Carry P Y, Banssillon V
Service d'Anesthésie-Réanimation, CH Lyon-Sud, Pierre-Bénite.
Ann Fr Anesth Reanim. 1994;13(3):381-99. doi: 10.1016/S0750-7658(94)80046-4.
The abdominal pressure is a hydrostatic one, which can be measured in the bladder, the rectum and the stomach. In physiologic conditions, the abdominal pressure is variable, with peaks as high as 100 to 200 mmHg at the time of defecation, cough. The increase in abdominal pressure elicited by abdominal distension or compression acts directly on the abdominal compartment, indirectly on the thoracic compartment, and modifies the circulation and the ventilation. Venous return is decreased as the inferior vena cava is compressed. The systemic resistances are also increased as the abdominal vessels are compressed. Therefore the circulation is mainly distributed to the superior part of the body. Although the cardiac output is decreased, the usual haemodynamic parameters remain in the normal range: arterial pressure is increased, heart rate is unchanged, central venous pressure is increased, cardiac failure is unusual. The abdominal distension is also responsible for a restrictive respiratory syndrome, mainly due to the ascension of the diaphragm. The compression of the abdominal content explains renal effects and the decreased diuresis. A sustained increase in abdominal pressure occurs in several clinical conditions. During coelioscopy, abdominal pressure is a under control and the cardiovascular effects are minor. Insufflation with CO2 carries the risk of hypercapnia, gas embolism and pneumothorax. During abdominal tamponade, anuria is directly related to the level of pressures. At an abdominal pressure over 25 mmHg, anuria is common and decompression becomes essential. The G suit increases arterial pressure either by elevating vascular resistances or increasing blood content in the upper part of the body. Therefore cardiac tolerance can be decreased especially in cardiac patients. The adverse effects of abdominal pressure can also be observed in case of peritoneal dialysis and ascites. The risk of regurgitation associated with an increased abdominal pressure must also be kept in mind. The abdominal pressure plays an important role in anaesthesia as well as in surgery. Therefore its measurement, which is easy, should become a routine.

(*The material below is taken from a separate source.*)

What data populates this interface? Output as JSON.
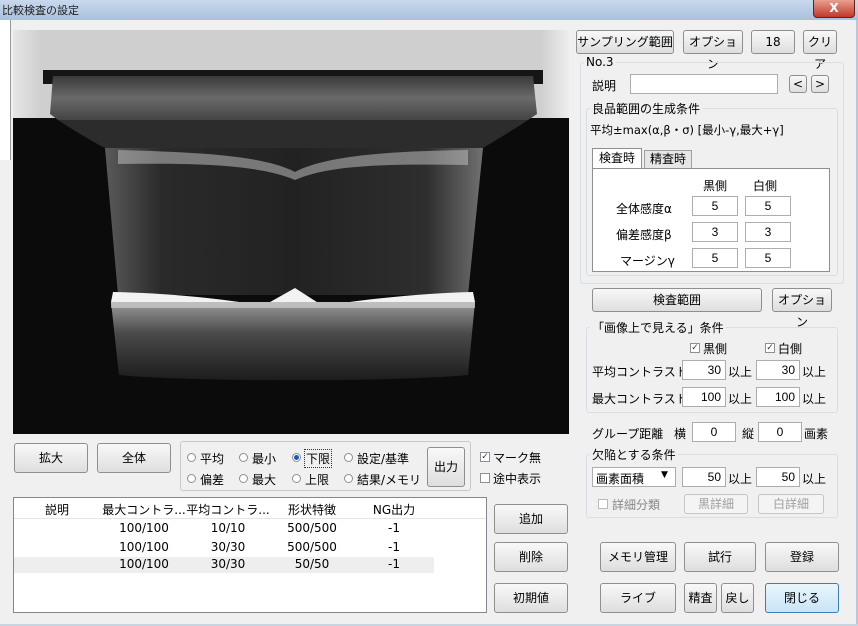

腹内压是一种静水压力,可在膀胱、直肠和胃中进行测量。在生理状态下,腹内压是可变的,排便、咳嗽时峰值可达100至200 mmHg。腹部膨胀或受压引起的腹内压升高直接作用于腹腔,间接作用于胸腔,并改变循环和通气。下腔静脉受压导致静脉回流减少。腹部血管受压时全身阻力也会增加。因此循环主要分布到身体上部。虽然心输出量减少,但通常的血流动力学参数仍在正常范围内:动脉压升高,心率不变,中心静脉压升高,心力衰竭不常见。腹部膨胀还会导致限制性呼吸综合征,主要是由于膈肌上抬。腹部内容物受压解释了对肾脏的影响和尿量减少。在几种临床情况下会出现腹内压持续升高。在腹腔镜检查期间,腹内压可控,心血管影响较小。二氧化碳气腹有发生高碳酸血症、气体栓塞和气胸的风险。在腹部压迫期间,无尿与压力水平直接相关。腹内压超过25 mmHg时,无尿很常见,减压变得至关重要。抗荷服通过提高血管阻力或增加身体上部的血容量来升高动脉压。因此,尤其是心脏病患者,心脏耐受性可能会降低。在腹膜透析和腹水情况下也可观察到腹内压的不良影响。还必须牢记与腹内压升高相关的反流风险。腹内压在麻醉和手术中都起着重要作用。因此,其测量简便,应成为常规操作。